During a recent interview on of SiriusXM’s Jim & Sam, The Gentleman star recalled a time in 2008 when he was feeling particular desperate about cash flow.
“My way out in my brain was, ‘hey, do you get life insurance if someone commits suicide? Do they get the bread?’ My wife had no idea why I was asking this stuff,” recalled Esposito. “I started scheming. If I got somebody to knock me off, death by misadventure, [my family] would get the insurance. I had four kids. I wanted them to have a life. It was a hard moment in time. I literally thought of self-annihilation so they could survive. That’s how low I was.”
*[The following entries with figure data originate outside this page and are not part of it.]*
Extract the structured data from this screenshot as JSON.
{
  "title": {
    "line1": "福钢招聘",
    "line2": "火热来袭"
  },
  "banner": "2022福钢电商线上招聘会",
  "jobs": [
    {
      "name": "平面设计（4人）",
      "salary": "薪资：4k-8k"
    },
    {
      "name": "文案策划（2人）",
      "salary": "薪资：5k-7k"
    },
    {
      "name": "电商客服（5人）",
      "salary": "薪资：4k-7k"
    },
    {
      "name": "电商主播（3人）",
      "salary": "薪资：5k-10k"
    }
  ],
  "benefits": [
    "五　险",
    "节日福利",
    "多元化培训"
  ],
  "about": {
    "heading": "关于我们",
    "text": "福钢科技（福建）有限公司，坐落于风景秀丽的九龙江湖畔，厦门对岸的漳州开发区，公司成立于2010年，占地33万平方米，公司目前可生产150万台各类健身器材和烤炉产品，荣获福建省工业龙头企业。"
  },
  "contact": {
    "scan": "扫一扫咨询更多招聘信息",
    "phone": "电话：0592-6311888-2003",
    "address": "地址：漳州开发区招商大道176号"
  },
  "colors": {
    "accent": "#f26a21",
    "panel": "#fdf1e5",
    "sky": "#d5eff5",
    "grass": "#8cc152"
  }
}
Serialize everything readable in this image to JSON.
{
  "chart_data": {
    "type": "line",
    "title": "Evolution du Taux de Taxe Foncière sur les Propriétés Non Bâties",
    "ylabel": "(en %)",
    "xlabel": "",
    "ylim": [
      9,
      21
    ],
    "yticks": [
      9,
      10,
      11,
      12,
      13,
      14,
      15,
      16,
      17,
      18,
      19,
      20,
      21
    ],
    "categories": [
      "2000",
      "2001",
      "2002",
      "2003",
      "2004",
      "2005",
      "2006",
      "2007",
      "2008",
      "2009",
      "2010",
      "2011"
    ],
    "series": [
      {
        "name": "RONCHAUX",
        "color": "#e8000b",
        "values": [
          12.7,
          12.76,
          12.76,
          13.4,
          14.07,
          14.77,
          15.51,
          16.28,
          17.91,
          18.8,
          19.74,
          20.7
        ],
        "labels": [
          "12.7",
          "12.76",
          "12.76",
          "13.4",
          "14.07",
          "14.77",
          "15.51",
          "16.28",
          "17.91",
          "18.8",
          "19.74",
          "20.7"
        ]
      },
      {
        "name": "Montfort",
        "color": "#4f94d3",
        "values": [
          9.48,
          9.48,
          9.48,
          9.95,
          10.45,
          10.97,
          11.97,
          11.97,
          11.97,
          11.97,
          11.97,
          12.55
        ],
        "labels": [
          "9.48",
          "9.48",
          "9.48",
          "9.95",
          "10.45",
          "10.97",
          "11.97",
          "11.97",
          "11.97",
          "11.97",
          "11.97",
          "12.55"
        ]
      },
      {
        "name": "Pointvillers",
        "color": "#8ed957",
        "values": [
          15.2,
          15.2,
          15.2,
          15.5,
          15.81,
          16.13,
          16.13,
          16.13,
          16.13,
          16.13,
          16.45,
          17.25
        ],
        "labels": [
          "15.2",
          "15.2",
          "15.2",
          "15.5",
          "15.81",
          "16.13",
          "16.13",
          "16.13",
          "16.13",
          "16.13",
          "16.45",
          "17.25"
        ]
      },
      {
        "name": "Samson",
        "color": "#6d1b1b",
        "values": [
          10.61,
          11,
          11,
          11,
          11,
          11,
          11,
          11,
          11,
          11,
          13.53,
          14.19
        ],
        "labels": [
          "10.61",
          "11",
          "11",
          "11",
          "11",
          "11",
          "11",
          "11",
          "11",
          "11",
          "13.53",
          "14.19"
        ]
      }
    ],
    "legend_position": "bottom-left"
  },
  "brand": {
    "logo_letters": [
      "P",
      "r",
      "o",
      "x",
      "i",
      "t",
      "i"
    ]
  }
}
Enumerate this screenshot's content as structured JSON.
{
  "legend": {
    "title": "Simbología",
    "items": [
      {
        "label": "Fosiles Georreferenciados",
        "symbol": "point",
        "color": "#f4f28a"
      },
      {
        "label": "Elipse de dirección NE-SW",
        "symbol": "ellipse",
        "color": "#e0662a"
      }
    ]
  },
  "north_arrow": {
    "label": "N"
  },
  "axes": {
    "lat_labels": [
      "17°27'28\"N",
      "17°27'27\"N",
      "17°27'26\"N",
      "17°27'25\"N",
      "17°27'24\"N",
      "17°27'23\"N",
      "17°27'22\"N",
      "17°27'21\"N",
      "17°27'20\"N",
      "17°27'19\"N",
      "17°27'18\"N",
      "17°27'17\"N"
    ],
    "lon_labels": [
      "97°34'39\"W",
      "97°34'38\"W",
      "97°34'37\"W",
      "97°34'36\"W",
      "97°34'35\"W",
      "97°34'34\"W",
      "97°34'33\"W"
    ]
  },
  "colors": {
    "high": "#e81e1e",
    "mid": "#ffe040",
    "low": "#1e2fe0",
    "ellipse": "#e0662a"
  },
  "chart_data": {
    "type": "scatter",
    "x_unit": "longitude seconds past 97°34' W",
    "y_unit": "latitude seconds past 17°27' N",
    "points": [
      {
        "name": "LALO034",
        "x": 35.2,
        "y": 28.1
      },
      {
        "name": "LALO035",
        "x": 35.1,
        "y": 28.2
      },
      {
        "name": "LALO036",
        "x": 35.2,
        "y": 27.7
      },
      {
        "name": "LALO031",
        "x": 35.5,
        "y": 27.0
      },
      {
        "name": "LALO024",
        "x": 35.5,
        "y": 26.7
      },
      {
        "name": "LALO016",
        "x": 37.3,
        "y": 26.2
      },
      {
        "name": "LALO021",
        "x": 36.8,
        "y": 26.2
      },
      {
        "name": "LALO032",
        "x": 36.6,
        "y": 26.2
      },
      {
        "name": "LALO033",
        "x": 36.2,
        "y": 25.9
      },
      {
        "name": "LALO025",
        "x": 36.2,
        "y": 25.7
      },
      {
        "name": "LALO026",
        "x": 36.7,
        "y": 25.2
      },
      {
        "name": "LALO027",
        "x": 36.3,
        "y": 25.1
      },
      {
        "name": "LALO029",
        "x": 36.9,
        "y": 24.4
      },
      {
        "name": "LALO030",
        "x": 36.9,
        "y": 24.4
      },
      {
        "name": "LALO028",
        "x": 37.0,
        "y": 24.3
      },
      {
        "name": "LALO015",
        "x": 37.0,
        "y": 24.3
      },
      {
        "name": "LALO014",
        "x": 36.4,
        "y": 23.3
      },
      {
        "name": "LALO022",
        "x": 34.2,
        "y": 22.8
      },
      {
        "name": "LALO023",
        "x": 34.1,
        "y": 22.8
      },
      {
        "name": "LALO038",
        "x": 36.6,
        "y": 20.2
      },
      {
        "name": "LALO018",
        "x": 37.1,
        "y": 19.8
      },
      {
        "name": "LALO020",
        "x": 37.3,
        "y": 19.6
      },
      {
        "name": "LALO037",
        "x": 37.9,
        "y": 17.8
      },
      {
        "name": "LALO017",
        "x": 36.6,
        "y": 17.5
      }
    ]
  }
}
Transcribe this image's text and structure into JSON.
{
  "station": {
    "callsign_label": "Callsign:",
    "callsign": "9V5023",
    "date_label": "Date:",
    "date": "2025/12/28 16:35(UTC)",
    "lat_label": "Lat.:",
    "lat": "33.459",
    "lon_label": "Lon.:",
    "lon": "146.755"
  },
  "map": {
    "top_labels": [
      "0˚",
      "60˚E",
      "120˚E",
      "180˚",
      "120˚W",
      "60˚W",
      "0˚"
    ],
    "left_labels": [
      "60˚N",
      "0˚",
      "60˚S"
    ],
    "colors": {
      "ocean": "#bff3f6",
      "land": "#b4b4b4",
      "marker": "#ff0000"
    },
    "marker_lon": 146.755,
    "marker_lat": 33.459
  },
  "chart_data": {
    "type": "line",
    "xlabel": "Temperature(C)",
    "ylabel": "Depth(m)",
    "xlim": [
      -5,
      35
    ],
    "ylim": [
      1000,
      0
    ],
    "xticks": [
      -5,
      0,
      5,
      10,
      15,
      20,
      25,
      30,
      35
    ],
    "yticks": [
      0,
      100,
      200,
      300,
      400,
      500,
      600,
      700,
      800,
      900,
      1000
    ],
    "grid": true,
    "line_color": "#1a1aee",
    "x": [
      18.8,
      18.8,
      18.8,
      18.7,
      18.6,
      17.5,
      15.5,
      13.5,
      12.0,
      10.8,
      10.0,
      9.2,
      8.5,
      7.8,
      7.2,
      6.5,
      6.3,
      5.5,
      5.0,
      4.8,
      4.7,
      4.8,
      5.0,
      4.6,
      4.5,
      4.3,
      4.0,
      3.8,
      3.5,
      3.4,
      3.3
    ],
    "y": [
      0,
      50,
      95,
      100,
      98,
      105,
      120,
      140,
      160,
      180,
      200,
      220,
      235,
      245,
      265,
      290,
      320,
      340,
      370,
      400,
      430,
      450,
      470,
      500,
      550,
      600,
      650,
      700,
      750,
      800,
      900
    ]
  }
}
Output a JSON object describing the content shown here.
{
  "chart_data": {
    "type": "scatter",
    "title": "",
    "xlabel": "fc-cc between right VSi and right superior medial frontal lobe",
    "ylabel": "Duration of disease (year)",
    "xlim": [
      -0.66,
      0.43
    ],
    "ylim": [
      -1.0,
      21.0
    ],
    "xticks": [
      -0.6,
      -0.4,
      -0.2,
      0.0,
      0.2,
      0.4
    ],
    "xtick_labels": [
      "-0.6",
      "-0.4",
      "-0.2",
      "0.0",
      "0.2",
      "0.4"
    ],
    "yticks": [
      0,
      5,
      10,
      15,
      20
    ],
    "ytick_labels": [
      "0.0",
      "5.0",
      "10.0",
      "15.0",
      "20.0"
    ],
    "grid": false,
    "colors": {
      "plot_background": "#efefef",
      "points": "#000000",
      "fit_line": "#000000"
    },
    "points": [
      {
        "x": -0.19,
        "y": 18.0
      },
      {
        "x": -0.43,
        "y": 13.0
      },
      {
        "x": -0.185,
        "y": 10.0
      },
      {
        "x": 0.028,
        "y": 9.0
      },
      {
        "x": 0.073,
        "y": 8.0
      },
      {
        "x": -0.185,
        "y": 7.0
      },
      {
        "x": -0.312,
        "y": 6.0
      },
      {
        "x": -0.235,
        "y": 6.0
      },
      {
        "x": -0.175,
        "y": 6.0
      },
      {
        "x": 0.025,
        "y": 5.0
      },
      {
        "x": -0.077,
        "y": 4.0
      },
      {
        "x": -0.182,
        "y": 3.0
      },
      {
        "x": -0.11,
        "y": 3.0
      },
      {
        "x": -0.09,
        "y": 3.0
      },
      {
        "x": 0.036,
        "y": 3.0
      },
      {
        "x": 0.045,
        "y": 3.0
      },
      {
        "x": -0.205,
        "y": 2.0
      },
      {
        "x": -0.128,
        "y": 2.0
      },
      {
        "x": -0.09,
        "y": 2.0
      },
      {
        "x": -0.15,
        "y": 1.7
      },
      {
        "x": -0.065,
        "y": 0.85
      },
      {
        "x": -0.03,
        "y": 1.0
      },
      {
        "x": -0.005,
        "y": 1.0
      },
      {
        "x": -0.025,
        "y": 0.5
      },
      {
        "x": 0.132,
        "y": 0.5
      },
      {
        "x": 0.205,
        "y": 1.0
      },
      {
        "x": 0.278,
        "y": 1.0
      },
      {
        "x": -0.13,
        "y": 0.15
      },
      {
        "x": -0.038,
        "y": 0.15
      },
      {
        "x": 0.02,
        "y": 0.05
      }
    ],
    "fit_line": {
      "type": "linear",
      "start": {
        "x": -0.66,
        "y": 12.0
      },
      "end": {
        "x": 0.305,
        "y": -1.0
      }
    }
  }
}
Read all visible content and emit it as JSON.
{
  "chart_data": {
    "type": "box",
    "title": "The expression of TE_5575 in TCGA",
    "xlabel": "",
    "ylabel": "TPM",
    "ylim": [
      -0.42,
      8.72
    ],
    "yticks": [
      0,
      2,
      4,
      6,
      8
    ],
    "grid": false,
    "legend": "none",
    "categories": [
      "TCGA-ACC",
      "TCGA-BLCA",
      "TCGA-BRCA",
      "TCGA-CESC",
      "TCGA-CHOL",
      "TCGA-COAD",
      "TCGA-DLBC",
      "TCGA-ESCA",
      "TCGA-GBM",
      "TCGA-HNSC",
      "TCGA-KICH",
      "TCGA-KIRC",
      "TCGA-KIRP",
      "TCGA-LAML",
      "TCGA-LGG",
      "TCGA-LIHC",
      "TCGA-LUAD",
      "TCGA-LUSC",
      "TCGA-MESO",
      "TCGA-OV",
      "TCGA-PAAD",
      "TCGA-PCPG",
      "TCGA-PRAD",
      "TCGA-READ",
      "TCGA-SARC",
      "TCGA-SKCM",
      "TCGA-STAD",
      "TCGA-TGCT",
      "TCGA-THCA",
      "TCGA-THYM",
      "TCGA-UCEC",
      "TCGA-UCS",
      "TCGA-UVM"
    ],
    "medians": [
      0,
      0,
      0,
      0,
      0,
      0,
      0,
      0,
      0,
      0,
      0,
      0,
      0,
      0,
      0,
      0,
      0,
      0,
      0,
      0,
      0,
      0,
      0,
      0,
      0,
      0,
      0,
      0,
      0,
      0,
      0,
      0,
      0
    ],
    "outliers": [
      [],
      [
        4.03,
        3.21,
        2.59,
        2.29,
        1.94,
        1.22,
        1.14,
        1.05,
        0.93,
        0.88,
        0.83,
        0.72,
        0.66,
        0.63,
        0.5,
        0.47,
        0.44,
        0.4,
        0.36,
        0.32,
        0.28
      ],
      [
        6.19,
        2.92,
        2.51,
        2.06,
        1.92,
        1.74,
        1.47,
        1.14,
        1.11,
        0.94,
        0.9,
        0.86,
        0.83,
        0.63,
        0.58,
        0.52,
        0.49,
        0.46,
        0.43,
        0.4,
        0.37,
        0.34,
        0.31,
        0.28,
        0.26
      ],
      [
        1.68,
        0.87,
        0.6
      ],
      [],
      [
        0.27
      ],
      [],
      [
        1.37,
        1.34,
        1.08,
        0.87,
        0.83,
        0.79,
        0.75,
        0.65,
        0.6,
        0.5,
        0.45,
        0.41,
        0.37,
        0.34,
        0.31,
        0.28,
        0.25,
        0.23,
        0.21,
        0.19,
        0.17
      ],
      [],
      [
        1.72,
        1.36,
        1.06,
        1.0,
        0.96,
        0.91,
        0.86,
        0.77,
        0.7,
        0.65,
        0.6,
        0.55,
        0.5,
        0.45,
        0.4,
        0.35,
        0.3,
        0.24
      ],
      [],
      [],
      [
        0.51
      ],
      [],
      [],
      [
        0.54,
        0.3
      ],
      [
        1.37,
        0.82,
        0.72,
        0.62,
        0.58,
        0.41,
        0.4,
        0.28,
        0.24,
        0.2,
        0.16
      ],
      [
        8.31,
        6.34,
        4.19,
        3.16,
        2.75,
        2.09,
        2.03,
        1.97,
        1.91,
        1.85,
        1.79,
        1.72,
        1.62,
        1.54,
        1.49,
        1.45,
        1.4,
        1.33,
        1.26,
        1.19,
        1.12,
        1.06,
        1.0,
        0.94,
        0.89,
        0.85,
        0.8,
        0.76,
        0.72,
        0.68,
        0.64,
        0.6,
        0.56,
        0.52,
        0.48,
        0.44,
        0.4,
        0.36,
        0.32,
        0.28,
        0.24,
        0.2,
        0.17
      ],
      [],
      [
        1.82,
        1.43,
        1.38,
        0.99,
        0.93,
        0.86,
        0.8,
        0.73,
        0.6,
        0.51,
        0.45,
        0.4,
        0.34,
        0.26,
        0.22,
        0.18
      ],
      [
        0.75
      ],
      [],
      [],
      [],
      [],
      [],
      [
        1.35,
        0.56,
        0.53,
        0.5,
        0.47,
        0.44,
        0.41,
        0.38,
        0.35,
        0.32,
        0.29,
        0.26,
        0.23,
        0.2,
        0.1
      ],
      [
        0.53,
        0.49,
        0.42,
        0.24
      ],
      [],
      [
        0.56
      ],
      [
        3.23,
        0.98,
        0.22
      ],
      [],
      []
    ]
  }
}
“Then I started to think that’s not viable because the pain I would cause them would be lifelong, and there’d be lifelong trauma that would just extend the generational trauma I’m trying to move away from,” he continued. “The light at the end of the tunnel was Breaking Bad.”
Though he had been working regularly since the ’80s with roles in Taps, The Cotton Club, Sesame Street and Harley Davidson and the Marlboro Man, as well as one-off spots in multiple TV dramas, the tide changed in 2009 when Esposito booked the role as Gus Fring on the AMC series. The role earned him three Emmy nominations — two for Breaking Bad and one for the spinoff, Better Call Saul.
Esposito now stars in Parish as a taxi driver whose life is altered when he agrees to transport a Zimbabwean gangster mostly known for exploiting undocumented immigrants at the southern U.S. ports.